Case 1: The last multiplication is a parameter multiplication
Let the last multiplication have the form
$$ f \mapsto c f, $$
where $c$ is a new scalar parameter. Let the preceding chain have $m_n$ chain multiplications and $m_p-1$ parameter multiplications. By the inductive hypothesis, the preceding chain has at most
$$ d(m_n,m_p-1) \le 2 m_n + (m_p-1) + 2 m_n = 4 m_n + m_p - 1 $$
degrees of freedom. Multiplying by the new scalar $c$ introduces exactly one additional independent degree of freedom, since $c$ is arbitrary. Therefore the total degrees of freedom satisfy
$$ d(m_n,m_p) \le d(m_n,m_p-1) + 1 \le 4 m_n + m_p. $$
Case 2: The last multiplication is a chain multiplication
Let the last multiplication be
$$ h = f g, $$
where $f$ and $g$ are polynomials already generated by the preceding chain. Let the preceding chain have $m_n - 1$ chain multiplications and $m_p$ parameter multiplications. By the inductive hypothesis, the preceding chain contributes at most
$$ d(m_n-1,m_p) \le 4(m_n-1) + m_p = 4 m_n + m_p - 4 $$
degrees of freedom.
We now bound the new contribution from this chain multiplication. By Theorem M, a chain multiplication $h = f g$ introduces at most two new independent parameters, corresponding to the freedom in choosing $f$ and $g$ within the linear span of previously generated polynomials. No additional degrees of freedom arise from additive combinations, because the span of all previously generated polynomials already accounts for all linear combinations.

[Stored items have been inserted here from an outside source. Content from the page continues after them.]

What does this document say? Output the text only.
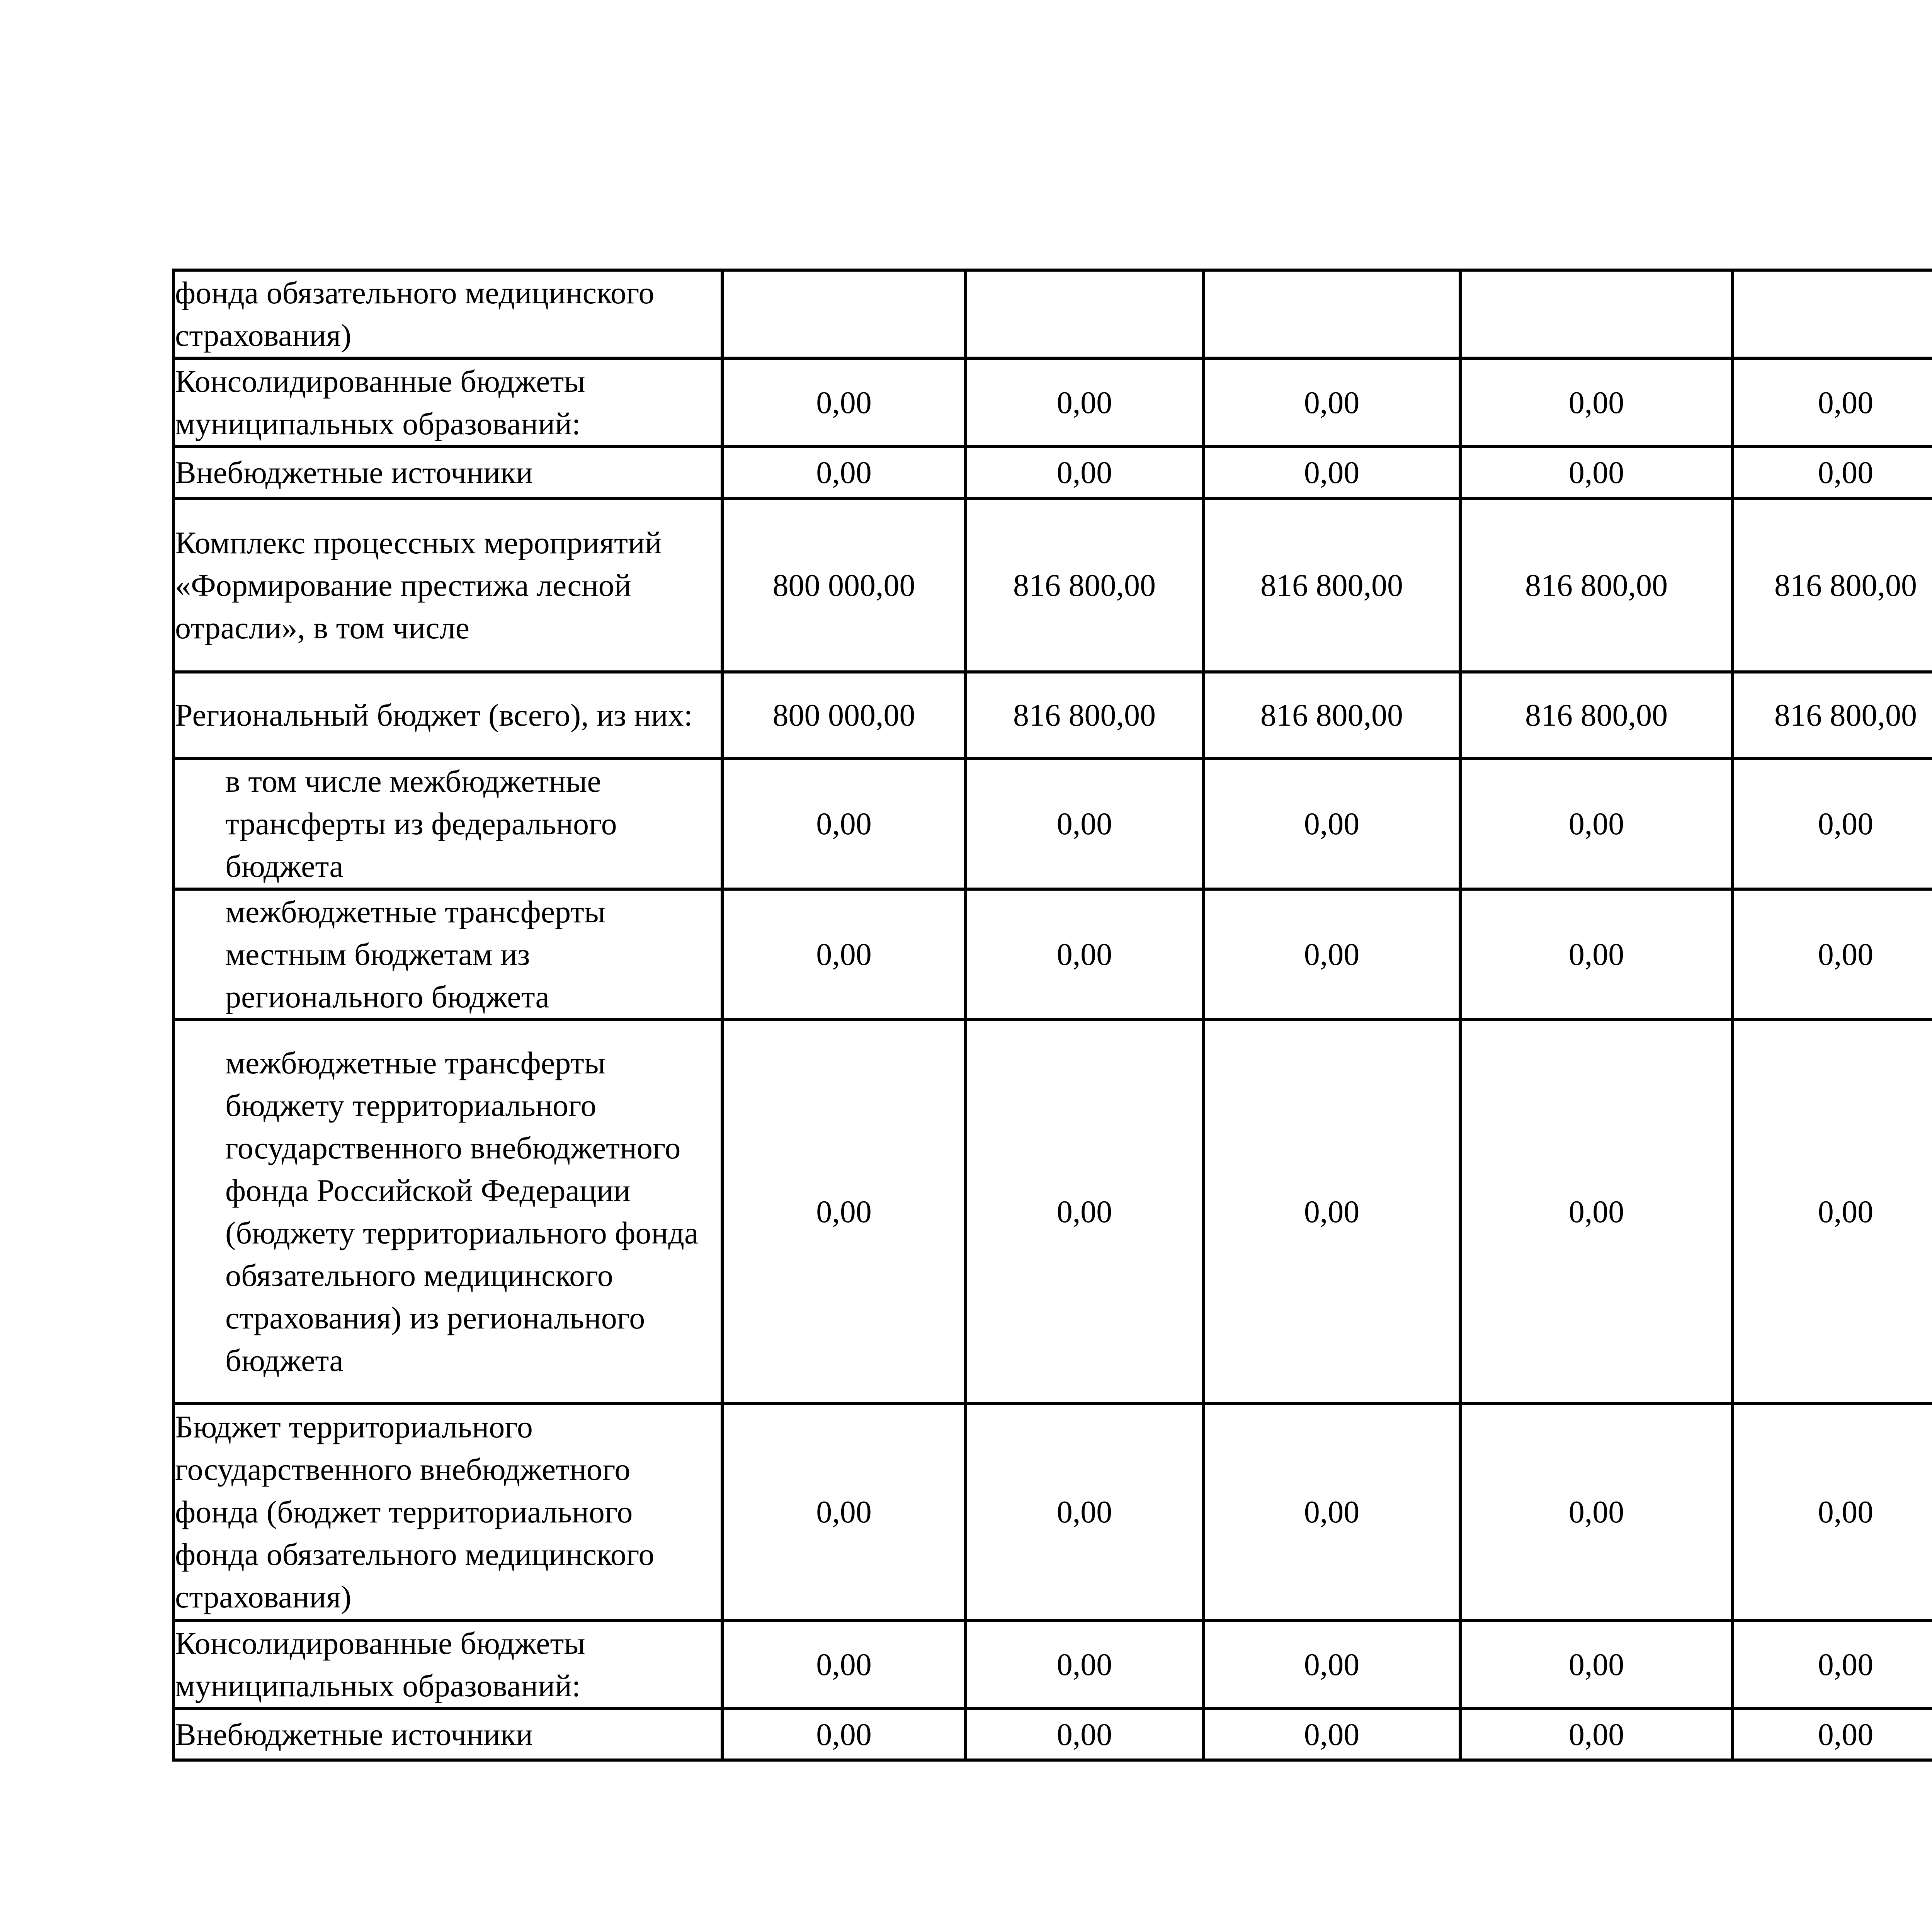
фонда обязательного медицинского страхования)								

Консолидированные бюджеты муниципальных образований:	0,00	0,00	0,00	0,00	0,00

Внебюджетные источники	0,00	0,00	0,00	0,00	0,00

Комплекс процессных мероприятий «Формирование престижа лесной отрасли», в том числе	800 000,00	816 800,00	816 800,00	816 800,00	816 800,00

Региональный бюджет (всего), из них:	800 000,00	816 800,00	816 800,00	816 800,00	816 800,00

в том числе межбюджетные трансферты из федерального бюджета	0,00	0,00	0,00	0,00	0,00

межбюджетные трансферты местным бюджетам из регионального бюджета	0,00	0,00	0,00	0,00	0,00

межбюджетные трансферты бюджету территориального государственного внебюджетного фонда Российской Федерации (бюджету территориального фонда обязательного медицинского страхования) из регионального бюджета	0,00	0,00	0,00	0,00	0,00

Бюджет территориального государственного внебюджетного фонда (бюджет территориального фонда обязательного медицинского страхования)	0,00	0,00	0,00	0,00	0,00

Консолидированные бюджеты муниципальных образований:	0,00	0,00	0,00	0,00	0,00

Внебюджетные источники	0,00	0,00	0,00	0,00	0,00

Thus the total degrees of freedom satisfy
$$ d(m_n,m_p) \le d(m_n-1,m_p) + 2 \le 4 m_n + m_p - 2. $$
This is consistent with the bound
$$ d(m_n,m_p) \le 4 m_n + m_p. $$
Conclusion
By induction, any polynomial chain with $m_n$ chain multiplications and $m_p$ parameter multiplications has at most
$$ \boxed{2 m_n + m_p + 2 m_n = 4 m_n + m_p} $$
degrees of freedom. This completes the proof. ∎
Remark.
- Each parameter multiplication contributes at most 1 new degree of freedom.
- Each chain multiplication contributes at most 2 new degrees of freedom, according to Theorem M.
- The apparent "additive structure" contribution is already included in the 2 degrees per chain multiplication. No double counting occurs.
This resolves the critical errors in the previous solution.